Наступила тишина, и Жан подумал уже, что его маленькая слушательница уснула. Но вдруг раздался ее горячий шепот:

— И та кукла не пришла?

— Нет. Она больше не пришла.

— И девочке не было больше ее жалко?

— Так ведь она забыла про нее!

— Совсем-совсем?

— Ну… может, и не совсем-совсем… Иногда, может, она что-то такое вспоминала, что-то ей чудилось неясное, вроде того, что была когда-то у нее какая-то Муза. Но воспоминания эти не были печальными, понимаешь? Они были обычными, ну — как когда вспоминаешь что-нибудь просто так, какой-нибудь случай обыкновенный. Ведь ты же вспоминаешь разные случаи, которые были, например, в прошлом году? Ну, про подружек своих, про то, как приехал дядя художник или про весну, как птицы прилетели. Вспоминаешь ведь?

— Вспоминаю.

— И тебе ведь не печально от этих воспоминаний, правда? Вспоминается и все.

— Ага.

— Вот видишь! Так и та девочка: вспоминала Музу и все.

— Я еще Шарика вспоминаю. Его жалко.

— Какого Шарика?

— У нас Шарик был, собака. Его машиной задавило.

— Ну, это другое дело. Конечно, жалко. А знаешь, почему тебе до сих пор жалко его? Потому что ты не дышала той травой — ну, той самой, которую принесла старая женщина и которой дышала та девочка.

— Не дышала.

— Вот. А к тому же, Лена, все, что я тебе рассказал, — сказка. Ты понимаешь, что — сказка?

— Понимаю.

— Вот и хорошо. А теперь давай спать.

— Я не хочу.

— Надо спать, уже поздно. А то завтра я просплю. Мне ведь надо в Макарове пораньше прийти.
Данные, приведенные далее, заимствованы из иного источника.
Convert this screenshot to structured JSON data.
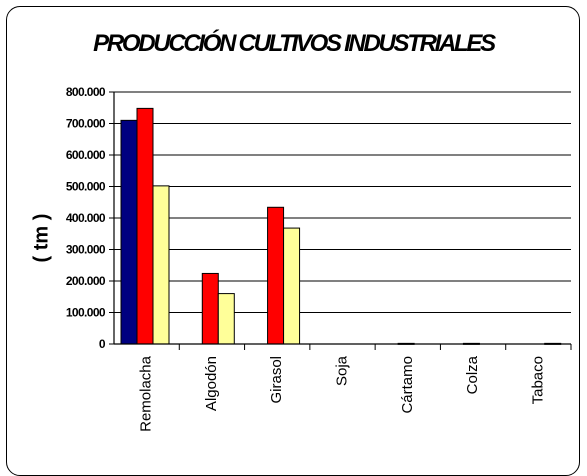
{
  "chart_data": {
    "type": "bar",
    "title": "PRODUCCIÓN CULTIVOS INDUSTRIALES",
    "ylabel": "( tm )",
    "xlabel": "",
    "categories": [
      "Remolacha",
      "Algodón",
      "Girasol",
      "Soja",
      "Cártamo",
      "Colza",
      "Tabaco"
    ],
    "series": [
      {
        "color": "#000080",
        "values": [
          710000,
          0,
          0,
          0,
          0,
          0,
          0
        ]
      },
      {
        "color": "#ff0000",
        "values": [
          748000,
          224000,
          434000,
          0,
          2000,
          2000,
          0
        ]
      },
      {
        "color": "#ffff99",
        "values": [
          502000,
          160000,
          368000,
          0,
          0,
          0,
          2000
        ]
      }
    ],
    "ylim": [
      0,
      800000
    ],
    "yticks": [
      "0",
      "100.000",
      "200.000",
      "300.000",
      "400.000",
      "500.000",
      "600.000",
      "700.000",
      "800.000"
    ],
    "grid": true,
    "legend": "none"
  }
}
— А казаки говорят по-другому?

— Да. Они говорят по-казахски.

— А как?

— На своем родном языке. Он не такой, как русский.

— А ты умеешь по-ка…

— Конечно. Это же мой родной язык. Но, вот видишь, и по-русски говорю.

— А я по-другому не умею.

— Научишься, если захочешь.

— По-казакски собака как?

— Ит.

— Ит, — повторила девочка. — Чудно как. А хлеб?

— Нан.

— А хата?

— Там.

— А вода?

— Су. Все равно ты все не запомнишь. Хочешь я тебе напишу? Напишу и оставлю. А ты, когда научишься читать, прочтешь и запомнишь.

— Я и так запомню.

— Хорошо. Тебе дядя художник прочитает, и ты запомнишь. Или твоя мама. Кстати, мама по-казахски — шеше. Или ана. Ты, когда вырастешь, поезжай в Казахстан. Там ты и горы увидишь, и степь, и даже море. Ох, если бы ты знала, какая степь! Ровная, чистая, необъятная — только небо и земля. Идешь-идешь и — только небо и земля. Это надо увидеть. Хочешь увидеть степь?

Девочка не отвечала.

— Лена! — тихо позвал Жан.

Она спала.

Он встал бесшумно и вышел во двор. Все безмолвствовало. Над землей висела обкромсанная луна. Поблескивали звезды. Эти луна и звезды были не такими яркими, как на родине Жана, причем звезды казались здесь значительно меньше. Небо было темно-серым и близким, круто загибающимся за лес, что черной стеной стоял сразу за огородом. И Жану вдруг сделалось страшно: это небо давило его, но еще сильнее давил лес — черная громадина, сплошная завеса, без единого просвета, — тишь, мрак, бездна. Он буквально кожей осязал, что стена опасна, что она в любой момент может исторгнуть неведомое, ужасное, необоримое. Жан устыдился своего страха — разве он не знает ночи, не видел ее в степи, в горах, в лесу? Да! И в лесу ночевал: в горах был лес, и в степи — островками — тоже был лес. И тут Жан понял, что его смущает и пугает: именно тот лес, название которому «тайга». И в горах, и в степи — там все-таки был другой лес, там был, в общем-то, лесок по сравнению с этим, там в названиях лесов, какими бы разными и изобретательными они ни были, отсутствовало то потаенное и зловещее, что звучало в слове «тайга». И ему сразу же вспомнился рассказ приятеля, бывшего таежника, как тот, будучи на целине, вышел ночью из барака на полевом стане, чтобы скрутить на соседнем поле две-три шляпы подсолнухов, — девчонкам захотелось семечек полузгать, — и какой вдруг ощутил животный страх, оказавшись один среди степи под огромным яркозвездным небом; он, коренной житель дремучих лесов, пробиравшийся непролазной глушью от дальних озер к дому, зажигавший виток бересты на палке, чтобы кое-как осветить себе путь по бездорожью, обмиравший, когда из-под ног выпархивала неведомая птица или мелькала перед самым лицом тень назойливого ушана, он испугался степного простора и пустоты. «А я, — думал теперь Жан, — днем ли, ночью ли чувствовал себя в степи своим. Потому что я сам — плод степи. А друг мой — плод леса».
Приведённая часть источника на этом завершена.